Столкнулись они на узенькой тропке – дорожек-то прогулочных в парке не имелось, никак не разойтись: Бориска с Глебкой за спиной, молчаливо и понимающе притихшим, и рогочущая, малость хмельная и задиристая кучка старших.
– Ой, умора-то, умора! – визжала долговязая некрасивая девчонка, на которую, как хорошо знал Бориска, в школе парни внимания не обращали, а была она всегда частью толпы. И, наверное, оттого, словно бы всем в отместку, восполняла свою некрасивость липучей настырностью и громкоголосой хамоватостью. Вечно она норовила в первые ряды – и за партой, и на собраниях, и руку всегда первой тянет, и орет на переменках оглушительнее всех. А если кучка собирается – эта тут как тут.
Вот и сейчас заорала:
– Ой, умора, глядите, в штанах, а нянька! Эй, Горев, глотни-ка лучше пивка!
Да уж! Во всякой собачьей стае непременно есть шавка, которая лает громче всех, раньше всех бросается к объекту нападения, правда, потом дает другим псам обогнать себя, отстает, и гавкает уже чуть сыздали, блюдя личную безопасность.
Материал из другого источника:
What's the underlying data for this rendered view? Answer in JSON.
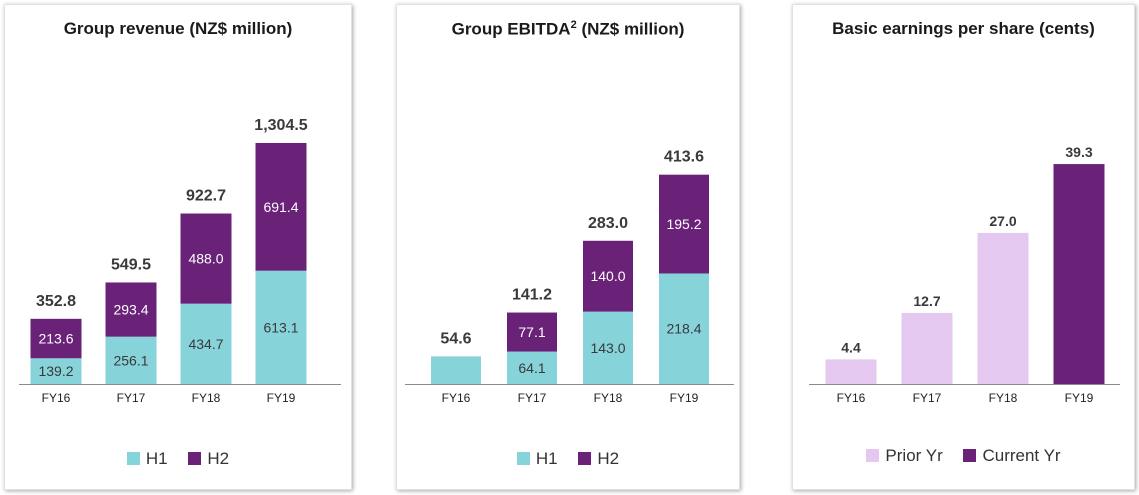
{
  "colors": {
    "h1": "#86d3da",
    "h2": "#6a2279",
    "prior": "#e4c8ef",
    "current": "#6a2279",
    "axis": "#8a8a8a"
  },
  "chart_data": [
    {
      "type": "bar",
      "stacked": true,
      "title": "Group revenue (NZ$ million)",
      "categories": [
        "FY16",
        "FY17",
        "FY18",
        "FY19"
      ],
      "series": [
        {
          "name": "H1",
          "values": [
            139.2,
            256.1,
            434.7,
            613.1
          ],
          "labels": [
            "139.2",
            "256.1",
            "434.7",
            "613.1"
          ]
        },
        {
          "name": "H2",
          "values": [
            213.6,
            293.4,
            488.0,
            691.4
          ],
          "labels": [
            "213.6",
            "293.4",
            "488.0",
            "691.4"
          ]
        }
      ],
      "totals": [
        "352.8",
        "549.5",
        "922.7",
        "1,304.5"
      ],
      "ylim": [
        0,
        1575
      ],
      "legend": "bottom"
    },
    {
      "type": "bar",
      "stacked": true,
      "title": "Group EBITDA",
      "title_sup": "2",
      "title_suffix": " (NZ$ million)",
      "categories": [
        "FY16",
        "FY17",
        "FY18",
        "FY19"
      ],
      "series": [
        {
          "name": "H1",
          "values": [
            54.6,
            64.1,
            143.0,
            218.4
          ],
          "labels": [
            "",
            "64.1",
            "143.0",
            "218.4"
          ]
        },
        {
          "name": "H2",
          "values": [
            0,
            77.1,
            140.0,
            195.2
          ],
          "labels": [
            "",
            "77.1",
            "140.0",
            "195.2"
          ]
        }
      ],
      "totals": [
        "54.6",
        "141.2",
        "283.0",
        "413.6"
      ],
      "ylim": [
        0,
        575
      ],
      "legend": "bottom"
    },
    {
      "type": "bar",
      "title": "Basic earnings per share (cents)",
      "categories": [
        "FY16",
        "FY17",
        "FY18",
        "FY19"
      ],
      "values": [
        4.4,
        12.7,
        27.0,
        39.3
      ],
      "labels": [
        "4.4",
        "12.7",
        "27.0",
        "39.3"
      ],
      "bar_role": [
        "Prior Yr",
        "Prior Yr",
        "Prior Yr",
        "Current Yr"
      ],
      "legend_entries": [
        "Prior Yr",
        "Current Yr"
      ],
      "ylim": [
        0,
        52
      ],
      "legend": "bottom"
    }
  ]
}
Такой же была и эта долговязая.
Из-за нее выскочили два или три паренька, протягивая Бориске свои бутылки, и ничего уж такого они обидного не крикнули, просто кривлялись, хохотали, повторяли вслед за долговязой:
– Нянька! Нянька!
Много разных чувств всколыхнулось в Бориске. Первое среди главных – беспокойство за Глебку, но оно первым же и отступило: нет, не могли эти ребята, хоть бы и напились они пьяным-пьяны, что-нибудь гадкое маленькому сделать; речь явно шла только о посрамлении Бориного достоинства, а это уж другая песня.
И вообще, неизвестный батяня наградил сына стойким, терпеливым характером и холодным расчетом. Боря и в других положениях сначала мучительно думал, отсекая возможные погрешности, перебирал варианты, а выбрав нужный, действовал споро и без оглядки на последствия.